Monopoly feiert in diesem Januar sein wahres 120-Jahre-Jubiläum

Am Anfang war die Feministin

Clemens Studer

Elisabeth Magie wollte den Boden-Kapitalismus entlarven. Und geriet unter die Räder des Konzern-Kapitalismus. Diesen Monat feiert das von ihr erfundene Spiel unter dem Namen «Monopoly» seinen 120. Geburtstag.

GROSSERFOLG: Monopoly blieb über Jahrzehnte ein beliebtes Gesellschaftsspiel. Auch in den 1950er Jahren – aus dieser Epoche stammt die Aufnahme – gehörte es in jedes Wohnzimmer. (Foto: Getty Images)

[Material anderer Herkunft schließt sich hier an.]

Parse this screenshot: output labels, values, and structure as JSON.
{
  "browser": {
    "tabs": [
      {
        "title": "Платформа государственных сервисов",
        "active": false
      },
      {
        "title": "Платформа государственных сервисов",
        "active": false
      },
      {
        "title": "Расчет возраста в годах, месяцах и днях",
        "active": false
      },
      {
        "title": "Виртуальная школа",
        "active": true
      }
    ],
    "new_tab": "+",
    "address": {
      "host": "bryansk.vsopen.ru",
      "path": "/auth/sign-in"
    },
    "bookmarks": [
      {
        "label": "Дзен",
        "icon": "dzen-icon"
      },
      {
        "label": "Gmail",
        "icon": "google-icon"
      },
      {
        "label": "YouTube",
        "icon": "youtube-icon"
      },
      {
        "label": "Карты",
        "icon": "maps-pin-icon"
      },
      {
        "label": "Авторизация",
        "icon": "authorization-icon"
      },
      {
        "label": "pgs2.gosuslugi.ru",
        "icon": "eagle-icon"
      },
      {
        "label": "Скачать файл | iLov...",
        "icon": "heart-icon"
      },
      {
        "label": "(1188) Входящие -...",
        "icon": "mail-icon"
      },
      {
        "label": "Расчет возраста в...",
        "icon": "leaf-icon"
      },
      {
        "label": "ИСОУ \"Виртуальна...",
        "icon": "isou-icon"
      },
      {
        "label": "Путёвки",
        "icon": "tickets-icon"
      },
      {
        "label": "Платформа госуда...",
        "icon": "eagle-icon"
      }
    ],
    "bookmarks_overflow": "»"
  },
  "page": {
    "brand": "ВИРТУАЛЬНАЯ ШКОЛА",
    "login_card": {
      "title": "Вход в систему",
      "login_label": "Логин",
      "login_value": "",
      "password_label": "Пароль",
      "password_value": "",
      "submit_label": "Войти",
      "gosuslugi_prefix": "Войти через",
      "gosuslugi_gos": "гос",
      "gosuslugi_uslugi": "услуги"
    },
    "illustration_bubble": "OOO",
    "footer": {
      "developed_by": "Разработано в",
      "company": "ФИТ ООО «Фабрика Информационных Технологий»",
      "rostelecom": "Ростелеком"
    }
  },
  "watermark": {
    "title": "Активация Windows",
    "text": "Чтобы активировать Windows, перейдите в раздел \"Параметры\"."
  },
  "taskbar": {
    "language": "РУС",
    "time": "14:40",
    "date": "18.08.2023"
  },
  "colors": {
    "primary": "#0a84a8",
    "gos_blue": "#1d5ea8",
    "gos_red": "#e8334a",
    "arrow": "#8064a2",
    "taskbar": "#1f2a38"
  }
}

Die Geschichte der Sieger geht so: Ein arbeitsloser Mann aus Pennsylvania erfindet 1933 mitten in der Weltwirtschaftskrise in endlosen Stunden in seinem Keller ein Spiel, bei dem jede Frau und jeder Mann mit Immobilienspekulation enorm reich werden kann. So hofft er, ein Auskommen für sich, seine Frau und seine zwei Kinder zu finden. Der Mann heisst Charles Darrow, verkauft sein Patent 1935 an einen Spieleherstellerkonzern und stirbt nach einem glücklichen Leben 1966 enorm reich. Es ist eine durch und durch kapitalistische Schöpfungsgeschichte. Natürlich ist sie falsch.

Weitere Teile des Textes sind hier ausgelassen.